Ways to Get Short-Term Disability Benefits

Only a few states provide temporary disability benefits.

Your eligibility and the availability of short-term (temporary) disability will depend on where you live. Only a few states offer a short-term disability program. Social Security does not provide for short-term disability, through either  its SSI or SSDI programs.

Other programs that offer short-term or  temporary  disability benefits  are workers' compensation, if the injury is work-related, and private disability insurance paid for by employers (or sometimes for purchase by  individuals).  

States With Short-Term Disability Programs

California, Hawaii, New Jersey, New York, and Rhode Island are the only states that have state short-term disability programs. A few  states offer temporary disability assistance to low-income people in other ways. For instance, Maryland's  Temporary Disability Assistance Program  offers cash and medical and housing assistance. D.C. has a paid family leave program.

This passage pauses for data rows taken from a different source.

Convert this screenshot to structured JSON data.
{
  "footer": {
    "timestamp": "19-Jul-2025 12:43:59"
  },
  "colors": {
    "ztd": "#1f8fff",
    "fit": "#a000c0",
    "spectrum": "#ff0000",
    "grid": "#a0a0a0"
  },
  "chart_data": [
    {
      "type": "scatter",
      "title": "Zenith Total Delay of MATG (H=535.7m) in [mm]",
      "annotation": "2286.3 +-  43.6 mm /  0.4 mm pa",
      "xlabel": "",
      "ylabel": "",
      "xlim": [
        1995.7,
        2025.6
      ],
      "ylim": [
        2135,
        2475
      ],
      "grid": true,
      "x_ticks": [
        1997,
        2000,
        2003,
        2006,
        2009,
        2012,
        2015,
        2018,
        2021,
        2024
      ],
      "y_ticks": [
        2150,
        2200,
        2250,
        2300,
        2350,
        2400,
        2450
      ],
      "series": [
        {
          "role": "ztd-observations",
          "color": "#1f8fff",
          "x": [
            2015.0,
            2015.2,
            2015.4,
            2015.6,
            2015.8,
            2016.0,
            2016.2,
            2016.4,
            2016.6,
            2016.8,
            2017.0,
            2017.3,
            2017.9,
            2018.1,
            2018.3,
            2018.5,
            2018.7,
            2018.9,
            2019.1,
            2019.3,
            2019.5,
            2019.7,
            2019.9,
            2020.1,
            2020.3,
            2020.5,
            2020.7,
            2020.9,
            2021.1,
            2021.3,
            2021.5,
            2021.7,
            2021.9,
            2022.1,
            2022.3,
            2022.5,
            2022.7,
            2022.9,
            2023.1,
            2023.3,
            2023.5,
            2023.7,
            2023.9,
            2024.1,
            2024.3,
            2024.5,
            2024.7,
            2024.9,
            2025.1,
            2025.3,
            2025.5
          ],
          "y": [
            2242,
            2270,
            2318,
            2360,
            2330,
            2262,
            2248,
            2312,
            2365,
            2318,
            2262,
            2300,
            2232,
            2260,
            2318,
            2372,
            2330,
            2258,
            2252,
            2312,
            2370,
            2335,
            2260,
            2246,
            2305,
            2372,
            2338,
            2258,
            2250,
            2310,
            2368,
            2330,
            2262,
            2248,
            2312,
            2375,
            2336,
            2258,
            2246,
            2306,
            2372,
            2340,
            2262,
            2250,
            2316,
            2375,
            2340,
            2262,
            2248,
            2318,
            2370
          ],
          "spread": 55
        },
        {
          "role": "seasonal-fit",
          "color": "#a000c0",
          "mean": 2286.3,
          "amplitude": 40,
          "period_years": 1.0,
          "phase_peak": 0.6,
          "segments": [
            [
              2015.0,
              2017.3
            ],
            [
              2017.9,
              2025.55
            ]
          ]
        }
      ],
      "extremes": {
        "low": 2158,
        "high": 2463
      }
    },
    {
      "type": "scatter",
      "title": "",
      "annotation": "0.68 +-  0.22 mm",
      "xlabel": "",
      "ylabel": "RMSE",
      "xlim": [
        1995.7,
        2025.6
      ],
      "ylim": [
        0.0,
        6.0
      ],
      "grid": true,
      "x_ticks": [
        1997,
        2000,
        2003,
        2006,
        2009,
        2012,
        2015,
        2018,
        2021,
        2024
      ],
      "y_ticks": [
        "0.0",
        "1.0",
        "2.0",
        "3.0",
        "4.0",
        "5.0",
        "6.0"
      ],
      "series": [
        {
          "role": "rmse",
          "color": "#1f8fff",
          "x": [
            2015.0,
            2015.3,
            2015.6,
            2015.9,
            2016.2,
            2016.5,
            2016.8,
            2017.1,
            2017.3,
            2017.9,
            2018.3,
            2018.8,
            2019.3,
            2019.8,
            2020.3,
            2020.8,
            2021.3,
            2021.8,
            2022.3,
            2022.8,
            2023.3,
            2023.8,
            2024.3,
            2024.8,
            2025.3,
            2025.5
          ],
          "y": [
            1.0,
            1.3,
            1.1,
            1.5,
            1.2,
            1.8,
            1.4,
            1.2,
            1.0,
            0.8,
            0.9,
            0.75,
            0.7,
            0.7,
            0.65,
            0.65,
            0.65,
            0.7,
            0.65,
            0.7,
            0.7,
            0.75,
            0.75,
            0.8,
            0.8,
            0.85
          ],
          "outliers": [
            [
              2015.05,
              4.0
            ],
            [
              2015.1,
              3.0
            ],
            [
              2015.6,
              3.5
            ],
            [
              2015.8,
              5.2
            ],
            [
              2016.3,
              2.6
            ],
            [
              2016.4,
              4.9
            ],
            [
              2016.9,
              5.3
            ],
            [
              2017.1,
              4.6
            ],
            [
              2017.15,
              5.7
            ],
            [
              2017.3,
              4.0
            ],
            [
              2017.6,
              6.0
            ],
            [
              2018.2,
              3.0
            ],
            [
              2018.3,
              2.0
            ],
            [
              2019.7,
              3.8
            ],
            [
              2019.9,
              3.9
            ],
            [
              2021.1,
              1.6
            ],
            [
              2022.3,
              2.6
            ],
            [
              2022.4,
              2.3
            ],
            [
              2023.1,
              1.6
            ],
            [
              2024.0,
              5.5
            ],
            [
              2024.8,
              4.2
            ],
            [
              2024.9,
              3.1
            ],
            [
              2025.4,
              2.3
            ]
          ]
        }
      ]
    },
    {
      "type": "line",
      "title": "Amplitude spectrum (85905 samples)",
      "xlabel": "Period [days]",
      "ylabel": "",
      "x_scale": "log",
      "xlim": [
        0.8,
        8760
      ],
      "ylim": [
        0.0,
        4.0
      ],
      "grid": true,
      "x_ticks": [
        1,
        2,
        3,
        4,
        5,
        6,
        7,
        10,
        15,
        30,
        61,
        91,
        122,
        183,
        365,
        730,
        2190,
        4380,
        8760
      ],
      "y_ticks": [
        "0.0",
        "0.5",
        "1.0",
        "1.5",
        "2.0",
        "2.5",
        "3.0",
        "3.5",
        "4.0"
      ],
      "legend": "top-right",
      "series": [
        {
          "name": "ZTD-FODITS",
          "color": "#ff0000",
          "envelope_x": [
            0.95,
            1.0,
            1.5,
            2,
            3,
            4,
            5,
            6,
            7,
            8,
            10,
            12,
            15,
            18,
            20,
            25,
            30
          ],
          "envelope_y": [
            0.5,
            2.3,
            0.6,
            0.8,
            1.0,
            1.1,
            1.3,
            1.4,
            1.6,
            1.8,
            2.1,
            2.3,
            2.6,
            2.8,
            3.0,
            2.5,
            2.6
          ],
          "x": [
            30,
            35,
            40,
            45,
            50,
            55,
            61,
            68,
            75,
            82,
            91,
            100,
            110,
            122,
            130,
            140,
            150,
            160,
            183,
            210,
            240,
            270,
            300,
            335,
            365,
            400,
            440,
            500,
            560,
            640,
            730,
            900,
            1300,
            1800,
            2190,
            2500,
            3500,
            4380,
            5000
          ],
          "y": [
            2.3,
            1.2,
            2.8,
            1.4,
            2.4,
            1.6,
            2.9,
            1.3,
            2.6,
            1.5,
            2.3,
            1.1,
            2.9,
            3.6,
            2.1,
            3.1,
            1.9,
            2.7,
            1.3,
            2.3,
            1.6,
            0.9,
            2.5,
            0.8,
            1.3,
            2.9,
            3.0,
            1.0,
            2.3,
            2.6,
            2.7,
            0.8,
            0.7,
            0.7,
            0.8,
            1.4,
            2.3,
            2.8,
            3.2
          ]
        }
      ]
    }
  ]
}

This article is about the state  temporary  disability programs (abbreviated  as TDI, for  temporary  disability insurance, or SDI, for state disability insurance)  funded by payroll deductions.

Eligibility Requirements

State temporary disability is usually easier to get than Social Security disability. In the states that provide for short-term disability, here are some general requirements that apply to all of the states.

  • The worker must have worked a certain length of time before being eligible for benefits, 30 days to six months, depending on the state.

  • Some states have a minimum earnings requirement.
  • There is a one-week waiting period before benefits are payable. (You can't receive benefits until  the  8th day you are  temporarily  disabled).
  • The illness or injury must be non-work related.
  • Benefits last no more than 26-30 weeks (52 weeks in California).
  • The weekly benefit is approximately 60% of your wages.
  • Pregnant women can receive short-term disability for several weeks for delivery and recovery.
  • You will need to submit medical records or go to a medical exam to prove your disability.

For information on your state's specific elgibility rules, see our article on eligibility for state temporary disaiblity benefits.

Filing a TDI/SDI Claim

To file a claim, call or go to the website of your state's department of labor or employment development department to get the application form. Your company's human resources department may also be able to provide you with one. Complete your section of the form and give the form to your employer and/or doctor to complete the remainder.